I see three main reasons why Americans have so much trouble understanding what is going on in Russia:

  1. America did manage to utterly defeat its indigenous tribes, and did so well over a hundred years ago, so we've forgotten what that struggle was like. We live in a nice multicultural society where what little is left of Native America has packed off to museums while the people have been assimilated into a mostly complacent underclass. We have whitewashed the genocide that our country was built on, so much so that we don't understand why other civilized countries (like Russia and Israel) haven't been able to duplicate our success, let alone why their natives continue to be so foolish as to resist.
  2. We not only can't see disputes through other people's eyes, we habitually redefine them in terms of our own preoccupations. At the moment, this means that we see the Chechens as an extension of al-Qaeda and therefore the Russians as being in the same boat as us. This despite the fact that the Chechen revolt against Russia predates al-Qaeda by almost 200 years. (On the other hand, had the Soviet Union not fallen, we would most likely be hailing them as freedom fighters and showering them with arms.)
  3. We have learned to reflexively see any form of misbehavior as requiring punishment to restore order, and we have learned to deny that any such misbehavior is symptomatic of any other problem. This has been the law-and-order mantra going back in the U.S. at least to Nixon, and it has been an effective political platform for the ascendency of the political right. One effect of this is to disallow any connection between poverty and crime; therefore, crime prevention is not considered a valid reason to try to reduce poverty. Another is that we succumb to an ever escalating logic of punishment: persistence of misbehavior leads to harsher punishments. Terrorism is misbehavior so egregious that we soon shuck our inhibitions against punishing it: we readily inflict indiscriminate collective punishments, and even sacrifice our own civil rights. And right-wing politicos, so expert in denying their own responsibility for the roots of terrorism, rush to do the dirty work.

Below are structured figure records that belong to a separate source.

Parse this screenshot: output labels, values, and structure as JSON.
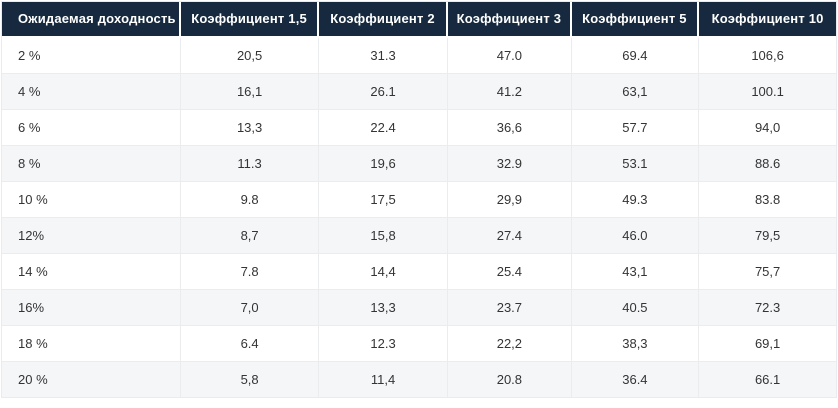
{
  "colors": {
    "header_bg": "#16293e",
    "header_text": "#ffffff",
    "row_bg": "#ffffff",
    "row_alt_bg": "#f5f6f8",
    "border": "#eaecee",
    "cell_text": "#343434"
  },
  "chart_data": {
    "type": "table",
    "title": "",
    "columns": [
      "Ожидаемая доходность",
      "Коэффициент 1,5",
      "Коэффициент 2",
      "Коэффициент 3",
      "Коэффициент 5",
      "Коэффициент 10"
    ],
    "rows": [
      [
        "2 %",
        "20,5",
        "31.3",
        "47.0",
        "69.4",
        "106,6"
      ],
      [
        "4 %",
        "16,1",
        "26.1",
        "41.2",
        "63,1",
        "100.1"
      ],
      [
        "6 %",
        "13,3",
        "22.4",
        "36,6",
        "57.7",
        "94,0"
      ],
      [
        "8 %",
        "11.3",
        "19,6",
        "32.9",
        "53.1",
        "88.6"
      ],
      [
        "10 %",
        "9.8",
        "17,5",
        "29,9",
        "49.3",
        "83.8"
      ],
      [
        "12%",
        "8,7",
        "15,8",
        "27.4",
        "46.0",
        "79,5"
      ],
      [
        "14 %",
        "7.8",
        "14,4",
        "25.4",
        "43,1",
        "75,7"
      ],
      [
        "16%",
        "7,0",
        "13,3",
        "23.7",
        "40.5",
        "72.3"
      ],
      [
        "18 %",
        "6.4",
        "12.3",
        "22,2",
        "38,3",
        "69,1"
      ],
      [
        "20 %",
        "5,8",
        "11,4",
        "20.8",
        "36.4",
        "66.1"
      ]
    ]
  }
}
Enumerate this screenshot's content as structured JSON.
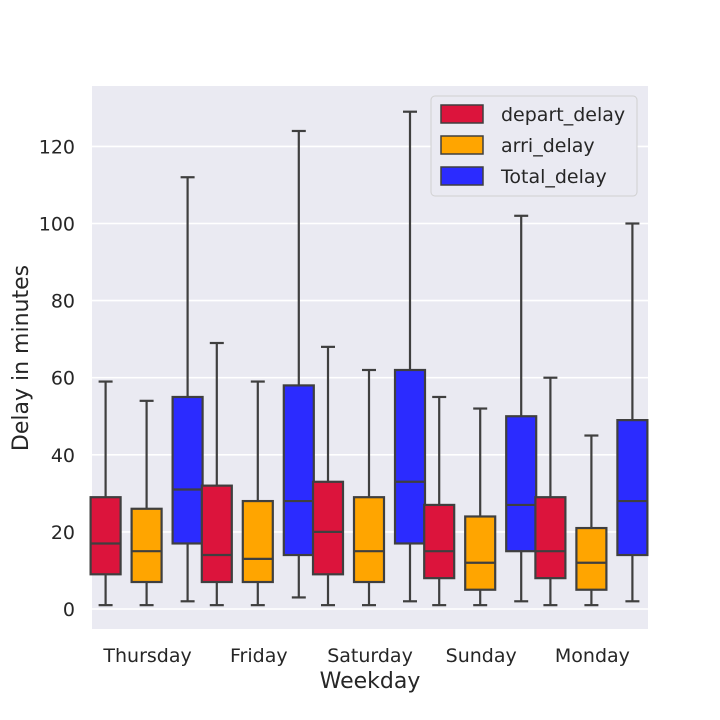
{
  "chart_data": {
    "type": "boxplot",
    "title": "",
    "xlabel": "Weekday",
    "ylabel": "Delay in minutes",
    "categories": [
      "Thursday",
      "Friday",
      "Saturday",
      "Sunday",
      "Monday"
    ],
    "ylim": [
      -5,
      136
    ],
    "yticks": [
      0,
      20,
      40,
      60,
      80,
      100,
      120
    ],
    "grid": true,
    "legend": "top-right",
    "series": [
      {
        "name": "depart_delay",
        "color": "#dc143c",
        "boxes": [
          {
            "min": 1,
            "q1": 9,
            "median": 17,
            "q3": 29,
            "max": 59
          },
          {
            "min": 1,
            "q1": 7,
            "median": 14,
            "q3": 32,
            "max": 69
          },
          {
            "min": 1,
            "q1": 9,
            "median": 20,
            "q3": 33,
            "max": 68
          },
          {
            "min": 1,
            "q1": 8,
            "median": 15,
            "q3": 27,
            "max": 55
          },
          {
            "min": 1,
            "q1": 8,
            "median": 15,
            "q3": 29,
            "max": 60
          }
        ]
      },
      {
        "name": "arri_delay",
        "color": "#ffa500",
        "boxes": [
          {
            "min": 1,
            "q1": 7,
            "median": 15,
            "q3": 26,
            "max": 54
          },
          {
            "min": 1,
            "q1": 7,
            "median": 13,
            "q3": 28,
            "max": 59
          },
          {
            "min": 1,
            "q1": 7,
            "median": 15,
            "q3": 29,
            "max": 62
          },
          {
            "min": 1,
            "q1": 5,
            "median": 12,
            "q3": 24,
            "max": 52
          },
          {
            "min": 1,
            "q1": 5,
            "median": 12,
            "q3": 21,
            "max": 45
          }
        ]
      },
      {
        "name": "Total_delay",
        "color": "#2b2bff",
        "boxes": [
          {
            "min": 2,
            "q1": 17,
            "median": 31,
            "q3": 55,
            "max": 112
          },
          {
            "min": 3,
            "q1": 14,
            "median": 28,
            "q3": 58,
            "max": 124
          },
          {
            "min": 2,
            "q1": 17,
            "median": 33,
            "q3": 62,
            "max": 129
          },
          {
            "min": 2,
            "q1": 15,
            "median": 27,
            "q3": 50,
            "max": 102
          },
          {
            "min": 2,
            "q1": 14,
            "median": 28,
            "q3": 49,
            "max": 100
          }
        ]
      }
    ]
  }
}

The recent surge of Chechen terrorism -- trains blown up, planes blown up, Russia's crony "Chechen President" assassinated, now this despicable school hostage tragedy -- may be seen as a strengthening of Chechen resistance or as utter desperation, but in either case the events should signal a wake-up call. Same for the latest wave of bus bombings in Israel. Few countries have worked so hard and so harshly to stamp out terrorism as Russia and Israel, yet it persists. Terrorism isn't a normal thing. There are many instances of gross injustices that don't produce terrorism, but once a people starts on a path of armed resistance and that resistance becomes deeply embedded in the culture harsher repression rarely (if ever) works. Moreover, the repression itself changes the people who do it. That may work to elect every more right-wing politicos -- Israel is no doubt the clearest example of this -- but the right-wingers who promise security while projecting vengeance do little more than increase everyone's misery.

On the long list of people to blame not for the Chechens taking and destroying the school but for the Russians being such implacable opponents of normal Chechen aspirations is our own George W. Bush. He took a series of terrorist incidents directed at the U.S. and made them the excuse for a global War on Terror, and his broad definition encouraged right-wingers in countries from Israel to India, from Russia to the Philippines, to align their own quite specific problems with minority Muslim political movements along U.S. lines. The unleashing of the U.S. War on Terror immediately led to escalation of every one of these conflicts, making them each a theatre in a global struggle between superpower U.S. and Islamists all over the world.

Bush was recently quoted as saying that the War on Terror cannot be won -- a piece of candor that he soon recanted. But consider what winning such a war, in the absence of any real effort to redress grievances and right injustices, really means. It is much like Gorchakov said above, where all of the enemies of civilization must be "reduced to a state of more or less perfect submission." Even if that were possible it wouldn't make for a very attractive world.